4B). We compared the effects of stearate and linoleate on the
plasma membrane content of ABCA1 by treating cells for 6 h
with fatty acids, biotinylating cell-surface proteins, isolating
ABCA1 by immunoprecipitation, and assaying for biotinylated
(cell-surface) ABCA1 with a streptavidin probe. Results
showed that linoleate, but not stearate, reduced both the total
and plasma membrane content of ABCA1.
Nutritional studies have shown that different fatty acids
have diverse effects on lipoprotein metabolism. It is believed
that substituting dietary saturated fatty acids with cis-unsaturated
fatty acids protects against cardiovascular disease by
lowering plasma LDL levels (reference is Hu et al the way to Willett, 1997).
Our results suggest that,
Our results suggest that,
although reducing atherogenic particles, these dietary manipulations
may suppress cholesterol efflux from macrophages.
This may partially explain why a meta-analysis of clinical
trials showed only a small cardiovascular risk benefit with
modified dietary fat intake.(Ref is Hooper et al, 2001)
The culture medium DMEM supplies 1000mg/L glucose, that's 100 mg/dL or 5.5 mmol/L.
But think - what is the use of this? Remember the last post - UFAs promote fat storage, SFAs do not.
If the macrophage is storing fat, it needs to retain some cholesterol; if it cannot store fat, because all the fat is SFA and mammalian cells cannot synthesise a TG from 3 SFAs, it might as well release cholesterol normally.
That's what I think is going on. Of course, if the macrophage is always storing fat and cholesterol because glucose and insulin are always high, that's part of the pathology (excess lipid droplet formation leading to creation of foam cells), and functionality will be impaired by UFAs in the manner described in this paper as regulation fails to keep pace with overactivation, but we also have to think of every cell in the body as not only performing a function but also as an obligate consumer of the body's different fuels. Even macrophages need something to eat, and even macrophages might want to put a little aside for later when there's a lot on the plate.

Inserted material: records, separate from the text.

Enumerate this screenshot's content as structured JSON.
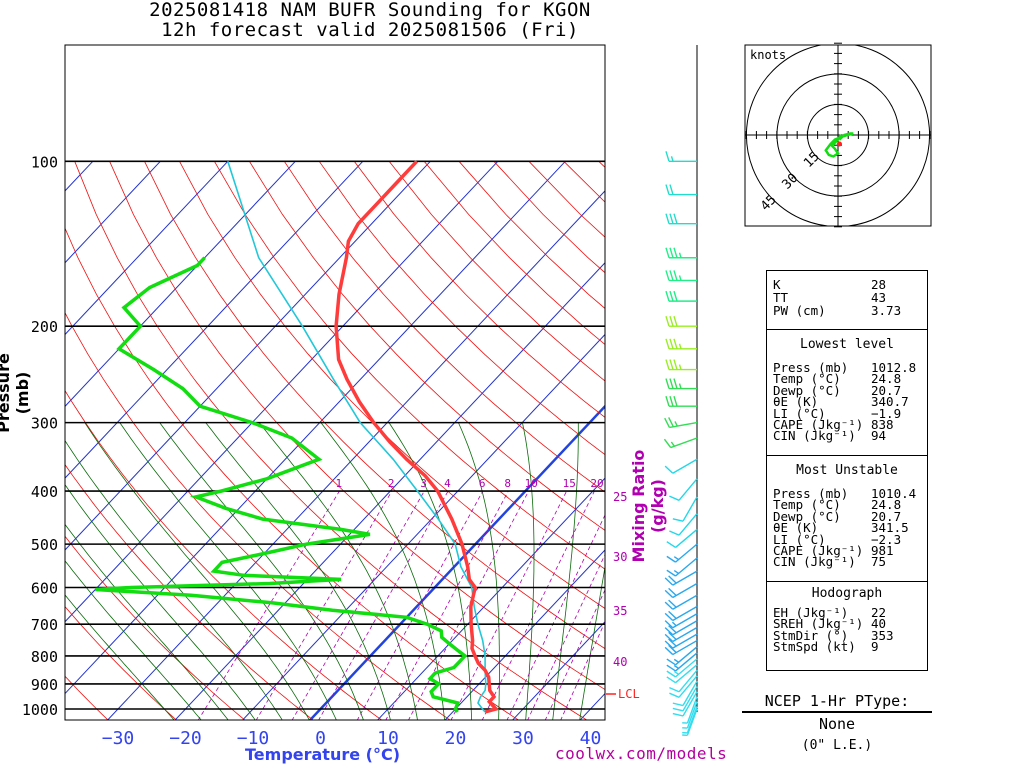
{
  "title": {
    "line1": "2025081418 NAM BUFR Sounding for KGON",
    "line2": "12h forecast valid 2025081506 (Fri)"
  },
  "skewt": {
    "pressure_ticks": [
      "100",
      "200",
      "300",
      "400",
      "500",
      "600",
      "700",
      "800",
      "900",
      "1000"
    ],
    "pressure_values": [
      100,
      200,
      300,
      400,
      500,
      600,
      700,
      800,
      900,
      1000
    ],
    "temp_ticks": [
      "−30",
      "−20",
      "−10",
      "0",
      "10",
      "20",
      "30",
      "40"
    ],
    "temp_values": [
      -30,
      -20,
      -10,
      0,
      10,
      20,
      30,
      40
    ],
    "y_axis_label": "Pressure (mb)",
    "x_axis_label": "Temperature (°C)",
    "mixing_ratio_label": "Mixing Ratio (g/kg)",
    "mixing_ratio_lines": [
      "1",
      "2",
      "3",
      "4",
      "6",
      "8",
      "10",
      "15",
      "20"
    ],
    "mixing_ratio_side": [
      "25",
      "30",
      "35",
      "40"
    ],
    "lcl_label": "LCL",
    "colors": {
      "temperature": "#ff3c3c",
      "dewpoint": "#11dd11",
      "parcel": "#22c8d8",
      "isotherm": "#2233cc",
      "freezing_line": "#2244dd",
      "dry_adiabat": "#ee1111",
      "moist_adiabat": "#0a6a0a",
      "mixing_ratio": "#b000b0",
      "lcl": "#ff2222"
    },
    "profiles": {
      "temperature": [
        [
          1012.8,
          24.8
        ],
        [
          1000,
          26
        ],
        [
          970,
          24
        ],
        [
          950,
          24
        ],
        [
          925,
          22.5
        ],
        [
          900,
          21.5
        ],
        [
          875,
          20.5
        ],
        [
          850,
          19
        ],
        [
          825,
          17
        ],
        [
          800,
          15.5
        ],
        [
          775,
          14
        ],
        [
          750,
          13
        ],
        [
          700,
          10.5
        ],
        [
          650,
          8
        ],
        [
          600,
          6
        ],
        [
          580,
          4
        ],
        [
          550,
          2
        ],
        [
          500,
          -2
        ],
        [
          450,
          -7
        ],
        [
          400,
          -13
        ],
        [
          375,
          -17
        ],
        [
          350,
          -22
        ],
        [
          325,
          -27
        ],
        [
          300,
          -32
        ],
        [
          275,
          -37
        ],
        [
          250,
          -42
        ],
        [
          230,
          -46
        ],
        [
          200,
          -51
        ],
        [
          175,
          -55
        ],
        [
          150,
          -59
        ],
        [
          140,
          -61
        ],
        [
          130,
          -62
        ],
        [
          120,
          -62
        ],
        [
          110,
          -62
        ],
        [
          100,
          -62
        ]
      ],
      "dewpoint": [
        [
          1012.8,
          20.7
        ],
        [
          1000,
          20
        ],
        [
          975,
          19.5
        ],
        [
          950,
          15
        ],
        [
          930,
          14
        ],
        [
          900,
          14
        ],
        [
          880,
          12
        ],
        [
          860,
          12
        ],
        [
          840,
          14
        ],
        [
          820,
          14
        ],
        [
          800,
          14
        ],
        [
          780,
          12
        ],
        [
          760,
          10
        ],
        [
          740,
          8
        ],
        [
          720,
          7
        ],
        [
          700,
          4
        ],
        [
          680,
          0
        ],
        [
          660,
          -12
        ],
        [
          640,
          -22
        ],
        [
          620,
          -35
        ],
        [
          605,
          -50
        ],
        [
          600,
          -45
        ],
        [
          590,
          -25
        ],
        [
          580,
          -15
        ],
        [
          570,
          -30
        ],
        [
          560,
          -35
        ],
        [
          540,
          -35
        ],
        [
          520,
          -30
        ],
        [
          500,
          -25
        ],
        [
          480,
          -17
        ],
        [
          470,
          -22
        ],
        [
          450,
          -35
        ],
        [
          430,
          -42
        ],
        [
          410,
          -48
        ],
        [
          400,
          -45
        ],
        [
          380,
          -40
        ],
        [
          350,
          -35
        ],
        [
          320,
          -42
        ],
        [
          300,
          -50
        ],
        [
          280,
          -60
        ],
        [
          260,
          -65
        ],
        [
          240,
          -72
        ],
        [
          220,
          -80
        ],
        [
          200,
          -80
        ],
        [
          185,
          -85
        ],
        [
          170,
          -84
        ],
        [
          155,
          -80
        ],
        [
          150,
          -80
        ]
      ],
      "parcel": [
        [
          1012.8,
          24.8
        ],
        [
          1000,
          24
        ],
        [
          975,
          22.5
        ],
        [
          950,
          22
        ],
        [
          925,
          21.8
        ],
        [
          900,
          21
        ],
        [
          850,
          19
        ],
        [
          800,
          17
        ],
        [
          750,
          14.5
        ],
        [
          700,
          11.5
        ],
        [
          650,
          8.5
        ],
        [
          600,
          5.5
        ],
        [
          550,
          1
        ],
        [
          500,
          -3
        ],
        [
          450,
          -9
        ],
        [
          400,
          -16
        ],
        [
          350,
          -24
        ],
        [
          300,
          -34
        ],
        [
          250,
          -44
        ],
        [
          200,
          -56
        ],
        [
          150,
          -72
        ],
        [
          100,
          -90
        ]
      ]
    }
  },
  "wind_barbs": {
    "levels": [
      [
        100,
        270,
        15
      ],
      [
        115,
        270,
        20
      ],
      [
        130,
        270,
        30
      ],
      [
        150,
        270,
        35
      ],
      [
        165,
        270,
        35
      ],
      [
        180,
        270,
        30
      ],
      [
        200,
        270,
        30
      ],
      [
        220,
        270,
        35
      ],
      [
        240,
        270,
        35
      ],
      [
        260,
        270,
        35
      ],
      [
        280,
        270,
        30
      ],
      [
        300,
        260,
        25
      ],
      [
        320,
        250,
        15
      ],
      [
        350,
        240,
        10
      ],
      [
        380,
        220,
        10
      ],
      [
        410,
        210,
        10
      ],
      [
        440,
        220,
        10
      ],
      [
        470,
        230,
        10
      ],
      [
        500,
        230,
        15
      ],
      [
        530,
        230,
        15
      ],
      [
        560,
        240,
        20
      ],
      [
        590,
        240,
        20
      ],
      [
        620,
        240,
        20
      ],
      [
        650,
        240,
        20
      ],
      [
        670,
        240,
        15
      ],
      [
        690,
        240,
        20
      ],
      [
        710,
        240,
        20
      ],
      [
        730,
        240,
        20
      ],
      [
        750,
        240,
        20
      ],
      [
        770,
        230,
        15
      ],
      [
        790,
        230,
        15
      ],
      [
        810,
        230,
        15
      ],
      [
        830,
        230,
        10
      ],
      [
        850,
        220,
        10
      ],
      [
        870,
        220,
        10
      ],
      [
        890,
        210,
        10
      ],
      [
        910,
        210,
        10
      ],
      [
        930,
        210,
        10
      ],
      [
        950,
        200,
        5
      ],
      [
        970,
        200,
        5
      ],
      [
        990,
        200,
        5
      ],
      [
        1000,
        200,
        5
      ]
    ]
  },
  "hodograph": {
    "units_label": "knots",
    "ring_labels": [
      "15",
      "30",
      "45"
    ],
    "ring_values": [
      15,
      30,
      45
    ],
    "trace_uv": [
      [
        1,
        -3
      ],
      [
        4,
        0
      ],
      [
        8,
        1
      ],
      [
        10,
        1
      ],
      [
        6,
        0
      ],
      [
        3,
        -1
      ],
      [
        -2,
        -3
      ],
      [
        -5,
        -6
      ],
      [
        -8,
        -10
      ],
      [
        -6,
        -13
      ],
      [
        -3,
        -14
      ],
      [
        0,
        -12
      ],
      [
        -2,
        -9
      ],
      [
        -4,
        -7
      ],
      [
        -2,
        -5
      ],
      [
        0,
        -3
      ],
      [
        2,
        0
      ],
      [
        1,
        -3
      ]
    ]
  },
  "indices": {
    "top": [
      {
        "label": "K",
        "value": "28"
      },
      {
        "label": "TT",
        "value": "43"
      },
      {
        "label": "PW (cm)",
        "value": "3.73"
      }
    ],
    "lowest_level": {
      "header": "Lowest level",
      "rows": [
        {
          "label": "Press (mb)",
          "value": "1012.8"
        },
        {
          "label": "Temp (°C)",
          "value": "24.8"
        },
        {
          "label": "Dewp (°C)",
          "value": "20.7"
        },
        {
          "label": "θE (K)",
          "value": "340.7"
        },
        {
          "label": "LI (°C)",
          "value": "−1.9"
        },
        {
          "label": "CAPE (Jkg⁻¹)",
          "value": "838"
        },
        {
          "label": "CIN (Jkg⁻¹)",
          "value": "94"
        }
      ]
    },
    "most_unstable": {
      "header": "Most Unstable",
      "rows": [
        {
          "label": "Press (mb)",
          "value": "1010.4"
        },
        {
          "label": "Temp (°C)",
          "value": "24.8"
        },
        {
          "label": "Dewp (°C)",
          "value": "20.7"
        },
        {
          "label": "θE (K)",
          "value": "341.5"
        },
        {
          "label": "LI (°C)",
          "value": "−2.3"
        },
        {
          "label": "CAPE (Jkg⁻¹)",
          "value": "981"
        },
        {
          "label": "CIN (Jkg⁻¹)",
          "value": "75"
        }
      ]
    },
    "hodograph": {
      "header": "Hodograph",
      "rows": [
        {
          "label": "EH (Jkg⁻¹)",
          "value": "22"
        },
        {
          "label": "SREH (Jkg⁻¹)",
          "value": "40"
        },
        {
          "label": "StmDir (°)",
          "value": "353"
        },
        {
          "label": "StmSpd (kt)",
          "value": "9"
        }
      ]
    }
  },
  "ptype": {
    "header": "NCEP 1-Hr PType:",
    "value": "None",
    "detail": "(0\" L.E.)"
  },
  "credit": "coolwx.com/models"
}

An additional question is whether macrophages synthesise cholesterol from LA, as hepatocytes do.
I like the way these authors understand CVD as a disease of cholesterol retention, rather than excess LDL per se. This is a view often kicked to the kerb by those who only have LDL-lowering meds to sell. TheEuropean Heart Journal, for example, seems to publish an editorial bashing HDL every other week. We get it, HDL is not a drug target, and not much of a genetic lottery either, but it is still a part of the system nature supplied to regulate the accumulation of cholesterol in cells, and worth making friends with.
[1] Hamley, S. The effect of replacing saturated fat with mostly n-6 polyunsaturated fat on coronary heart disease: a meta-analysis of randomised controlled trials. Nutr J. 2017; 16: 30
[2] Wang, Y, Oram, JF. Unsaturated Fatty Acids Inhibit Cholesterol Efflux from Macrophages by Increasing Degradation of ATP-binding Cassette Transporter A1. February 15, 2002
The Journal of Biological Chemistry. 277, 5692-5697.